I scrub a hand over my jaw. “It’s a sex club,” I say. “I’m not bringing a collection plate.”
“You’re bringing your eyes,” he says, and the humor fades. “And your rules. Club Greed has their own. Learn them.”
“Talk me through.”
He ticks them off. “Phones locked on entry—Faraday lockers, numbered bands. NDAs at the door—civil, not criminal, but violating them will make your life sticky. Consent system is wristbands—green, yellow, red. Green means approach is welcome; yellow means conversation only; red means no approach. Staff in black cuffs. Rooms themed and supervised. Pride is the gallery—drinks, controlled voyeurism. Lust is obvious; Gluttony is food play, believe it or not. Envy is mirrors—careful with angles. Sloth is… pillows.”
“Charming.”
He points a pen. “Your cover is simple. Dev comped you as ‘guests of the house’ on a trial membership. So, skip the wealth signals. It reads counterfeit. Wear clean lines. Look like you belong to yourself.”
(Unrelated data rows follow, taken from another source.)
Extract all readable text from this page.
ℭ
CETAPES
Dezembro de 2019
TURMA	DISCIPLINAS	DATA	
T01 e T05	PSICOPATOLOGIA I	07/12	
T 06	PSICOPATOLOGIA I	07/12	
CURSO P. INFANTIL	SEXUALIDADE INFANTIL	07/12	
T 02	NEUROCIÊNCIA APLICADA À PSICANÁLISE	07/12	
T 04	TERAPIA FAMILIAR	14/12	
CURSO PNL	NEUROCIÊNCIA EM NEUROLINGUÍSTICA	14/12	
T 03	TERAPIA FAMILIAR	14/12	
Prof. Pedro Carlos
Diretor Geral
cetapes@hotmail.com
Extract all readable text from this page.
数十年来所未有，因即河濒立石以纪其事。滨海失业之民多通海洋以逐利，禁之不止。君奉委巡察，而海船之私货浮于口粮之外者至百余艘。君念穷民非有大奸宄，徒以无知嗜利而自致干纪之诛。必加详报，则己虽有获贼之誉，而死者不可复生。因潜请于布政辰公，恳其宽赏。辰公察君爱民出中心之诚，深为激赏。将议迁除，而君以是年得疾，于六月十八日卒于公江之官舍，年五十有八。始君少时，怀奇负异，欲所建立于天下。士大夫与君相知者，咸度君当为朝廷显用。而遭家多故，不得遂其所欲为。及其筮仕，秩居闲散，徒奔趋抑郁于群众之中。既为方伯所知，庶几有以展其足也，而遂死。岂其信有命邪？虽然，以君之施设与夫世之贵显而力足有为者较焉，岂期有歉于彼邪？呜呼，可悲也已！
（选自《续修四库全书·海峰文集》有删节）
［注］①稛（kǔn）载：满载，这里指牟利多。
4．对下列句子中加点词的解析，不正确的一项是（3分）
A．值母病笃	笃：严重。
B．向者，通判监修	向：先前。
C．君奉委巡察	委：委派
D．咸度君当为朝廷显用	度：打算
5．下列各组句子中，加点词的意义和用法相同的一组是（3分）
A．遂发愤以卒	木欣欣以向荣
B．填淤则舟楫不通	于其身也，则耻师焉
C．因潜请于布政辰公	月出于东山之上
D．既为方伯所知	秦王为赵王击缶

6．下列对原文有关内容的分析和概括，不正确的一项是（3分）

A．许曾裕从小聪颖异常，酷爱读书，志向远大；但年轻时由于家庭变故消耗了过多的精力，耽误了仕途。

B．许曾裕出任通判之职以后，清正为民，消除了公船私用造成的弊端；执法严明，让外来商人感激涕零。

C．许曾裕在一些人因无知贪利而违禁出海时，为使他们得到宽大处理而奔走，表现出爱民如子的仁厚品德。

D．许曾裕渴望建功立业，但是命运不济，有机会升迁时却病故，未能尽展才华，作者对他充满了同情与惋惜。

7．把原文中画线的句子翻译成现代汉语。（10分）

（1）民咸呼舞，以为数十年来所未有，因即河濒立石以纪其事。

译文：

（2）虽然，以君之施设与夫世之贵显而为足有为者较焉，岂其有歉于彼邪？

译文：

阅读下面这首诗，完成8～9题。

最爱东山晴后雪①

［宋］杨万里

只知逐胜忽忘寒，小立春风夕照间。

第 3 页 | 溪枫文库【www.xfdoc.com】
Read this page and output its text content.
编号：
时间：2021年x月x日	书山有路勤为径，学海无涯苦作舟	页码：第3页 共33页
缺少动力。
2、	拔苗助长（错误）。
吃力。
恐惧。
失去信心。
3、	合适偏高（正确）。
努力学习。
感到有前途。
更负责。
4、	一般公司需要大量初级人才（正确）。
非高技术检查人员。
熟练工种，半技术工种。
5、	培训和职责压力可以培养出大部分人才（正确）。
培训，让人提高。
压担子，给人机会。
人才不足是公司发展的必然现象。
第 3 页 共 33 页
“Juno and I go together,” I say, already cataloging wardrobe and comm logistics. “Two of us inside, three outside. Ozzy runs BLE sniff. Render sits on exterior cams. Knight sits in the car for exfil. Gage spoofs a member lookup if we need to confirm a name.”
Dean nods. “Have Adele route you to a back corner where the wall sees a lot and the room sees a little. Club Greed has a patio. Sometimes members slip out to call Ubers, or have a smoke. If your man moves from cocktail bars to private clubs, he’ll have tells. Keep your eyes open.”
I’m already halfway out of the chair. “You’re a miracle.”
“I’m a billable hour,” he says dryly. Then, softer, “Arrow.”